Therein lies the question, however. Should brand new drivers be expected to have phenomenal parking right off the bat? Is it a reasonable expectation to have of students who may have just gotten their license just days before being posted?

Senior Kiera Nguyen was featured on the account only three days after getting her license. 

“Honestly, I just found it shocking. I mean, to be fair, my parking wasn’t the best, but it was literally right after I got my license,” Nguyen said.

With a greater shift to finding one’s community online, constant self-surveillance on the internet has begun to be accepted as the standard at an alarming rate. What used to be a silent gaffe can now be broadcast to millions of people on the internet, where it’s available for the greater online world to see. Is UHS Parking holding our UHS drivers accountable, or simply providing an additional element of stress into the lives of upperclassmen?

“I don’t really think it’s that deep,” senior Deven Gupta said.

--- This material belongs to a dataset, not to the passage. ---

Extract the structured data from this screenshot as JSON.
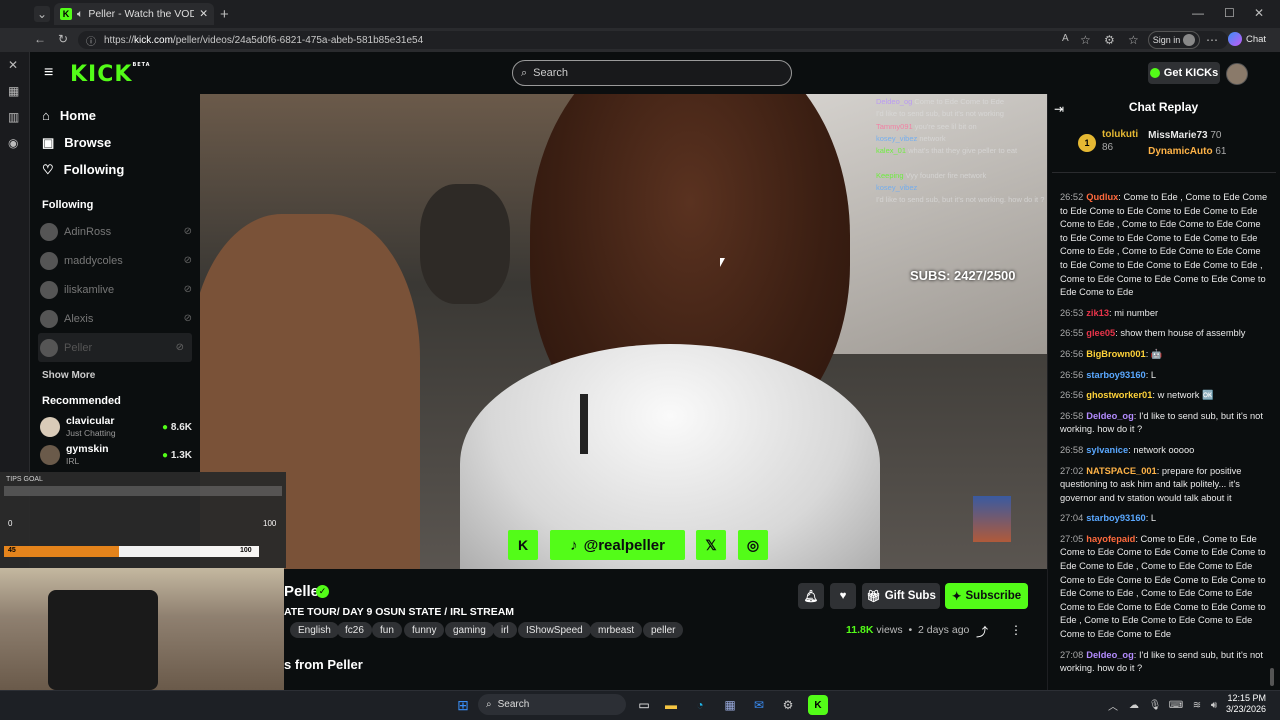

Though it may not appear to be “that deep,” UHS Parking follows a greater trend of how, as a culture, we so easily submit to self-surveillance. This constant stream of information about how we live our daily lives is terrifying when we give it more thought. Few things we do in our daily lives are left to truly be private, or at least enclosed within a smaller circle. Now, anything can be spread across the globe with the click of a button, and things that once used to be personal areas of concern are now distant memories, with the hungry eyes of the internet awaiting a new stream of content.

Some students have taken to parking off-campus or joining friends or younger siblings in carpool rides to school, in fear of slip-ups that end up on the feared Instagram account. As witty as the captions are, there is no doubt that there is a cloud of fear floating above the senior lot.

The fascinating thing about this form of persistent surveillance is that it has become fully self-inflicted, with students going as far as to have taken over the admins’ relentless hunt for terrible parking. 

“What can I say, people like parking,” an account administrator said. “Thankfully it’s gotten to the point that I don’t need to take pictures of cars anymore, our loyal followers send in more than enough submissions. Every now and then I’ll whip out my phone for old times sake.” 

There is no doubt about the comedic aspect of UHS Parking, which most students cite as their reasoning for consuming its content. There feels to be, however, an almost palpable sense of hunger for other people’s mistakes and shame, when their parking missteps are broadcasted to the account’s 718 followers. 

UHS Parking is simply a recent example of the recent trend of online self-surveillance that is prevalent on a grander scale on the internet. As undoubtedly humorous as the account is, it’s jarring to think that one’s split-second parking mistake can be permanently immortalized on the internet.